As set out by the DarwinAI team, this is a work in progress:
“The hope is that the open access COVID-Net, along with the description on constructing the open source COVIDx dataset, will be leveraged and built upon by both researchers and citizen data scientists alike to accelerate the development of highly accurate yet practical deep learning solutions for detecting COVID-19 cases and accelerate treatment of those who need it the most.”
Trying Out fk-covid
Fk-covid is an open source application for running COVID-Net. The Web-based UI has been tested in Chrome browsers. You can run the backend application on your own laptop or clusters (Linux only please), or you can run it on Amazon EKS or Azure Kubernetes Service.
To run fk-covid yourself on your own hardware, you have two options:
- Download and run the fk-covid application package here
- For developers on GitHub: fork, clone and run fk-covid here (see also this guide)
To run fk-covid on the cloud, you currently have two options:
You should be able to connect to a web UI that looks like the screenshot at the top of this blog post. If any of this doesn’t work please email us at covid@weave.works
The following video shows how can we install and start using the fk-covid application:
What’s Inside fk-covid
Fk-covid is a single system. But under the hood, quite a lot is going on. Let’s take a look:
- The main package runs on our Firekube bundle for Kubernetes
- A simplified version of our portable MLops profile runs Tensorflow / Kubeflow
- COVID-Net is from the DarwinAI team
- A user interface system (“Firekube COVID-Net UI”) is built on Backstage, a UI framework from our friends at Spotify.

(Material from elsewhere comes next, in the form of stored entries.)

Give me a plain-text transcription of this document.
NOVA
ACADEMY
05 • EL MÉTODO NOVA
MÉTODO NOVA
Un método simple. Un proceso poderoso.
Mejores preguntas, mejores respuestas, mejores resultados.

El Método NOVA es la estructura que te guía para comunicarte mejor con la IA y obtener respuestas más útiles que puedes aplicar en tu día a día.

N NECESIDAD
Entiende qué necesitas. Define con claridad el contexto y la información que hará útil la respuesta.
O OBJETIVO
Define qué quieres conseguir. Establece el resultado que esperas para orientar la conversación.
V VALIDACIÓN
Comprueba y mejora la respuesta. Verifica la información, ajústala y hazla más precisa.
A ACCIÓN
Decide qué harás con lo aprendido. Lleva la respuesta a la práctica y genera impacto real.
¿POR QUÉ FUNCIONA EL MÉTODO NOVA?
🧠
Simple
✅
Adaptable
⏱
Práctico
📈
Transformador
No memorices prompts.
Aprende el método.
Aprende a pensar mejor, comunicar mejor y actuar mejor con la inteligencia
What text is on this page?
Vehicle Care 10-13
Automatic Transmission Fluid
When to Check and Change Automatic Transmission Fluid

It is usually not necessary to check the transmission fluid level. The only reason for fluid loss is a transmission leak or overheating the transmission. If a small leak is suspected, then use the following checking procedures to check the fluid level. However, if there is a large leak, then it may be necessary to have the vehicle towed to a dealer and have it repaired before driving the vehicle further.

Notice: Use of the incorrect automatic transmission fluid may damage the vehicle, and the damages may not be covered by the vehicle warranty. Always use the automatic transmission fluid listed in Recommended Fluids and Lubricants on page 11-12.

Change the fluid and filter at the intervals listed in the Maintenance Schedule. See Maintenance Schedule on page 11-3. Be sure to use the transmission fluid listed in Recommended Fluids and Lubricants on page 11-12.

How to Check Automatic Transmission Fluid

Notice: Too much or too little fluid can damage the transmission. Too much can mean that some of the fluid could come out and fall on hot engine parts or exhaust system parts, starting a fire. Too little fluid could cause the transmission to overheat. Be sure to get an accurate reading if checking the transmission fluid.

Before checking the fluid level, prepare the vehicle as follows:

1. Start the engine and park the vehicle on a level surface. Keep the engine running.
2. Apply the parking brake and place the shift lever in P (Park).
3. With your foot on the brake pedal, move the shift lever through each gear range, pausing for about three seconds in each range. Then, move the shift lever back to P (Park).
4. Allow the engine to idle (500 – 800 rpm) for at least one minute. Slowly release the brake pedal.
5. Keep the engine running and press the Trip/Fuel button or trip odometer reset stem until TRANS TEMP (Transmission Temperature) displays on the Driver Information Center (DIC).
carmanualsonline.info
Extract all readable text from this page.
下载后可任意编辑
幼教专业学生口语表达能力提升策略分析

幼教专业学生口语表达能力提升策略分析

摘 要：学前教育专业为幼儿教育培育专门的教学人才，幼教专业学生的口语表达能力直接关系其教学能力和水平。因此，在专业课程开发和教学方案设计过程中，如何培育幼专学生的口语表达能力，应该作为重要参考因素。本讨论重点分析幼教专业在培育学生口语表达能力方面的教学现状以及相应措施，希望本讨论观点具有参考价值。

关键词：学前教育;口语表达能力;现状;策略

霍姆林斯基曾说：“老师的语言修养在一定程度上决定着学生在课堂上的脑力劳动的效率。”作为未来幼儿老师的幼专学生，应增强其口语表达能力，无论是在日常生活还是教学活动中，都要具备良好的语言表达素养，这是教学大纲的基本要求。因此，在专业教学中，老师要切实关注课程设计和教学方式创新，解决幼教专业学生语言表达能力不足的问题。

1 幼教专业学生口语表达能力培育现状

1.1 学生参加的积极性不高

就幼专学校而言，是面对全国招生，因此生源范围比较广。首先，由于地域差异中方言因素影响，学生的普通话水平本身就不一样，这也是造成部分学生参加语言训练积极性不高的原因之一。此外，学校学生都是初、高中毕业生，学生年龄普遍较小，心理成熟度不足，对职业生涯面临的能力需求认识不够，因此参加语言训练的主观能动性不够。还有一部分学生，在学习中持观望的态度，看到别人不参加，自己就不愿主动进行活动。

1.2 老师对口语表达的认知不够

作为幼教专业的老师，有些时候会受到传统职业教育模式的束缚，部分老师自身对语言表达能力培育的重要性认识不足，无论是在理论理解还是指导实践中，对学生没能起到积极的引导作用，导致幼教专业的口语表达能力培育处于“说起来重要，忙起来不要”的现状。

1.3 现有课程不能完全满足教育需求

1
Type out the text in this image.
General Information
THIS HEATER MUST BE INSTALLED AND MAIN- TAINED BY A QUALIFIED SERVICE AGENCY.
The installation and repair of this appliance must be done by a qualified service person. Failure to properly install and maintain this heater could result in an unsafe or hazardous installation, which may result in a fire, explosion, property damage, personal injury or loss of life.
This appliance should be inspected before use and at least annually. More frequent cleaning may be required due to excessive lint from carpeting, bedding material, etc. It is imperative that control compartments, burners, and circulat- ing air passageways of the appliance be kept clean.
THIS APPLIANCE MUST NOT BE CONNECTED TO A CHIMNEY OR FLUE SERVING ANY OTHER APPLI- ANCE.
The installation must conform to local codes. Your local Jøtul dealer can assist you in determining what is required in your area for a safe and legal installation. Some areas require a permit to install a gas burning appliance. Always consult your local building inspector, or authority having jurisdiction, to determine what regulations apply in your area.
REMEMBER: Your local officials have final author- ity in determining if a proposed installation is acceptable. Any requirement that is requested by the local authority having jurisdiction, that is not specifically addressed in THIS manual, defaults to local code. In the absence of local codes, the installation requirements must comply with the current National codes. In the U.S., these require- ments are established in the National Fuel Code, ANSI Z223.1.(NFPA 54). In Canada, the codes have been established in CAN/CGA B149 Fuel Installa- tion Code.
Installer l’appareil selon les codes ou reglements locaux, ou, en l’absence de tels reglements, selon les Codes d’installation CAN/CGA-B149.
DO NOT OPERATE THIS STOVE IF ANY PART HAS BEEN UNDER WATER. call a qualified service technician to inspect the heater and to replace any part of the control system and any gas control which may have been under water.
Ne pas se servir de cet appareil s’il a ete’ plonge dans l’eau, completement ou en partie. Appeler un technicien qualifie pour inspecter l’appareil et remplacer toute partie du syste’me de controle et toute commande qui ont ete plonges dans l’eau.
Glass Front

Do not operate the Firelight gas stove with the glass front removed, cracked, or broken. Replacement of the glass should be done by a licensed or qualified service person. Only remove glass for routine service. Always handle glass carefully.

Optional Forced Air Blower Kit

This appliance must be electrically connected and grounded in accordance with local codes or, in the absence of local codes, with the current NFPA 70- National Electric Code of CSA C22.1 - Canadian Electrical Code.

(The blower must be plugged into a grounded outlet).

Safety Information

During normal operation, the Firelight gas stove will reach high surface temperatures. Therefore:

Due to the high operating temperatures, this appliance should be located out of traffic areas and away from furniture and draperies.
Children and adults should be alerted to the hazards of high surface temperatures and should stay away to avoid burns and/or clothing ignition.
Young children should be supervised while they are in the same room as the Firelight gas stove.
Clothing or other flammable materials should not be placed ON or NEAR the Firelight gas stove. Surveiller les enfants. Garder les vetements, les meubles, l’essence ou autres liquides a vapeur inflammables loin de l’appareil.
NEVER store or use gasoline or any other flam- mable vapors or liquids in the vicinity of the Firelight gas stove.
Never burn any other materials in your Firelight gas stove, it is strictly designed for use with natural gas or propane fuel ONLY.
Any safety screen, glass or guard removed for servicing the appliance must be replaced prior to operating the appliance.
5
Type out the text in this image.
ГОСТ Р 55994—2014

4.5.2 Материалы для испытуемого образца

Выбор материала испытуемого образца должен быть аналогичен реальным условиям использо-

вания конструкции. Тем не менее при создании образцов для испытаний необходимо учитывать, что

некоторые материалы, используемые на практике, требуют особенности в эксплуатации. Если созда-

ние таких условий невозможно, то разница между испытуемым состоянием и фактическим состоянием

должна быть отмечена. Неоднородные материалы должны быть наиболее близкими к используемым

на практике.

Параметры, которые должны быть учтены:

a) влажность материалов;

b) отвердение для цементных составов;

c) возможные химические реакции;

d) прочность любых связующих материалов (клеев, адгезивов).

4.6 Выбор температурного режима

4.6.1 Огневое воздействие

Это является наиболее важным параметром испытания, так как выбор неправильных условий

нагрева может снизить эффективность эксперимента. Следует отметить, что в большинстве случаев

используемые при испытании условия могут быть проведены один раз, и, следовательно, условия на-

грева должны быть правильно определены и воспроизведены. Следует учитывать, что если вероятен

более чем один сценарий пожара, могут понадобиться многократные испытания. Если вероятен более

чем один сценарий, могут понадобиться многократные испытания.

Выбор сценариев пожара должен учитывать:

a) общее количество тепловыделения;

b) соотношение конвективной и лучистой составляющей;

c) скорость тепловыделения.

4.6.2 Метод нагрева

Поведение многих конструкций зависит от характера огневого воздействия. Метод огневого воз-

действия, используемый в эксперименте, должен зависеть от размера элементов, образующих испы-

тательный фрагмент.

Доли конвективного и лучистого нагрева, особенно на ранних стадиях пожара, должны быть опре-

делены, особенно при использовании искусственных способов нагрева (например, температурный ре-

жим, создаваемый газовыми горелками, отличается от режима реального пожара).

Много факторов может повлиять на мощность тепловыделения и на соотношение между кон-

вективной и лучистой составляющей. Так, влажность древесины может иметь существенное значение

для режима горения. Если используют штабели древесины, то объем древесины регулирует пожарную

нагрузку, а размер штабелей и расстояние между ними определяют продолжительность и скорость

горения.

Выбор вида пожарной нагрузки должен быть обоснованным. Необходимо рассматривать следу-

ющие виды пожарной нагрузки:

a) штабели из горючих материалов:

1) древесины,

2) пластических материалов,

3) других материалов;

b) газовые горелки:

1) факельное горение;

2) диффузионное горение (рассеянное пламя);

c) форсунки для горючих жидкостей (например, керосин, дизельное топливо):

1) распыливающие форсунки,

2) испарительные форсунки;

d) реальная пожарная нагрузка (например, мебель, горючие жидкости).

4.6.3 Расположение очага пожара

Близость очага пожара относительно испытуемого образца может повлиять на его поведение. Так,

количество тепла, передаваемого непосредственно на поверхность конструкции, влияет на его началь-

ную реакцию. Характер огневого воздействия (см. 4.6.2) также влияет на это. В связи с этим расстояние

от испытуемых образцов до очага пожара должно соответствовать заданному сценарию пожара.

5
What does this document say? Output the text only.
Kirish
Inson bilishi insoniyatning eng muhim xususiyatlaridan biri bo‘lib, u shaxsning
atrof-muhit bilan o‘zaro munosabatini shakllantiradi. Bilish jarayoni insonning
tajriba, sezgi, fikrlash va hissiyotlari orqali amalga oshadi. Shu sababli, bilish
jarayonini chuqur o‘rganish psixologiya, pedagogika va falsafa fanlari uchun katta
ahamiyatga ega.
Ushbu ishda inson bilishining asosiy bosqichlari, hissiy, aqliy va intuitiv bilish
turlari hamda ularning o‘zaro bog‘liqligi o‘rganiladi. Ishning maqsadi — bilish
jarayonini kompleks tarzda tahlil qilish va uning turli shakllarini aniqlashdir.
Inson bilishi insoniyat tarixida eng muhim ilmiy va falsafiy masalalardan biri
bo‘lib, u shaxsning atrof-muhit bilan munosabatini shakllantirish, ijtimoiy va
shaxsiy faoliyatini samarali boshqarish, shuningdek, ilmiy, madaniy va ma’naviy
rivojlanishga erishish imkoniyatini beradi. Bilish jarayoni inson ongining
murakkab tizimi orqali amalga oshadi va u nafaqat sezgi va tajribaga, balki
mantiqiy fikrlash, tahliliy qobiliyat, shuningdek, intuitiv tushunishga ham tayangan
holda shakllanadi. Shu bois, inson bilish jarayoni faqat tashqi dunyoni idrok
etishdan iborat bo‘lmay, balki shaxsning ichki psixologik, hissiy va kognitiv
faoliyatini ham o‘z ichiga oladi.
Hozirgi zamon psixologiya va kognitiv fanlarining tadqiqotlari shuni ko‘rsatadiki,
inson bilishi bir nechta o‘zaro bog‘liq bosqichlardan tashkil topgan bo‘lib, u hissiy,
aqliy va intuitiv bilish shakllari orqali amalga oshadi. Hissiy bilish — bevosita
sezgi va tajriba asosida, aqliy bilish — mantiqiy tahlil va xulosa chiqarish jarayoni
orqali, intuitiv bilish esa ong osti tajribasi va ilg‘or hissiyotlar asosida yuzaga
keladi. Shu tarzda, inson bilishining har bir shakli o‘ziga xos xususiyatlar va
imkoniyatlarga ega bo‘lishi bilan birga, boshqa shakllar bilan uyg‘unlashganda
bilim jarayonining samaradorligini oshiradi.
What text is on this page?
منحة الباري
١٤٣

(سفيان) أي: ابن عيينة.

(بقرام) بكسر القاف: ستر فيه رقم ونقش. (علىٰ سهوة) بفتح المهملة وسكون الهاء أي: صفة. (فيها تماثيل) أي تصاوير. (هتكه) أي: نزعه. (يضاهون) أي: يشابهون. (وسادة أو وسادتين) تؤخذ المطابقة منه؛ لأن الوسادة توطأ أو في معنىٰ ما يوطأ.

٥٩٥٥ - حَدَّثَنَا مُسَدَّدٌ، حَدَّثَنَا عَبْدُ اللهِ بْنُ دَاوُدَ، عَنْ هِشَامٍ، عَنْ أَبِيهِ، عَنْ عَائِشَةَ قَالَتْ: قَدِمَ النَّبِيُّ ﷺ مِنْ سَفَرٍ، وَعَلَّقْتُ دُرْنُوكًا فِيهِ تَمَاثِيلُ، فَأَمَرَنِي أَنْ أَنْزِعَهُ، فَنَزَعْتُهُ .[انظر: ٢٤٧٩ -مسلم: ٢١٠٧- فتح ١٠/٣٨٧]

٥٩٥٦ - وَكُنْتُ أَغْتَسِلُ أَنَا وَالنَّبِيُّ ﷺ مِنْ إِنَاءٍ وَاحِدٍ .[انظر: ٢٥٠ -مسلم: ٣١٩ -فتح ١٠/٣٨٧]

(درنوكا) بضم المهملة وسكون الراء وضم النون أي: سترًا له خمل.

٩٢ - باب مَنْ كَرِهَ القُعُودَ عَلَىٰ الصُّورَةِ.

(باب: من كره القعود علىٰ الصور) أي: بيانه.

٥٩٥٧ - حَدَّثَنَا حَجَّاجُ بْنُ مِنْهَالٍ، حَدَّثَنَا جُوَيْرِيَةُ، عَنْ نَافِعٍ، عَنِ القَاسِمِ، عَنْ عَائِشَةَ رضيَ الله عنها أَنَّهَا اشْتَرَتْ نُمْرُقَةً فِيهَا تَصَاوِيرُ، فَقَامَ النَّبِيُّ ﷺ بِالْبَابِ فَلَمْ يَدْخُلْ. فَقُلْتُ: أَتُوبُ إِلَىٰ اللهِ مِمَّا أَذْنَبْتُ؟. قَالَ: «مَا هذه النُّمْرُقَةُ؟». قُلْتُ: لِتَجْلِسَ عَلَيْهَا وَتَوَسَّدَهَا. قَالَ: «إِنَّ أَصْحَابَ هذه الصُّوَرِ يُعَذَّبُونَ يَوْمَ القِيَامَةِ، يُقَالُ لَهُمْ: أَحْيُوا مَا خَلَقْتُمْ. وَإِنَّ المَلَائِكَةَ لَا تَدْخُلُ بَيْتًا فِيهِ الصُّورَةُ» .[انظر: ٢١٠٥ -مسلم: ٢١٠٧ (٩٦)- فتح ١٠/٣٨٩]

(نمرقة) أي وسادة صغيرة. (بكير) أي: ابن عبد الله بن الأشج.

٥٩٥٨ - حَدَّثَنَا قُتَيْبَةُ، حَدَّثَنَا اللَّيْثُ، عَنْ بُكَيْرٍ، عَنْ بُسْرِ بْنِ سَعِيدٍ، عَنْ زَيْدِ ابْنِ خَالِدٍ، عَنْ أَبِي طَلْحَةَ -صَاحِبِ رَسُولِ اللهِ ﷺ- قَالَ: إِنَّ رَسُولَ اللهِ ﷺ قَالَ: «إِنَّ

- A REST API wrapping around the COVID-Net model and connecting with an S3 compatible object storage, MinIO
- All of these are packaged as a covid-profile, which also runs on EKS using EKSctl, and on Azure Kubernetes Service
This is wired up as shown below.
Limitations
Please note the following before you try out fk-covid.
Medical
This product is not a medical device and does not have an intended medical purpose. Also COVID-Net is not intended as a replacement for the current COVID-19 test process. It is to complement the current process, and to make an alternative accessible to medical staff when the test is not an option.
According to the project, COVID-Net (and also this tool) is not for self-diagnosis. If you need medical assistance, please consult your general practitioners.
Technical
The interface (UI) is based on Spotify Backstage and works well on most mobile phones but not some iPhones. We have tested it in Chrome. Email us on covid@weave.works with UI issues and reports that we can share with the Backstage team.
As stated above, the backend of fk-covid runs on Linux.
Final Thoughts
We want to say a big thank-you to the Azure and AWS teams for their help with this project.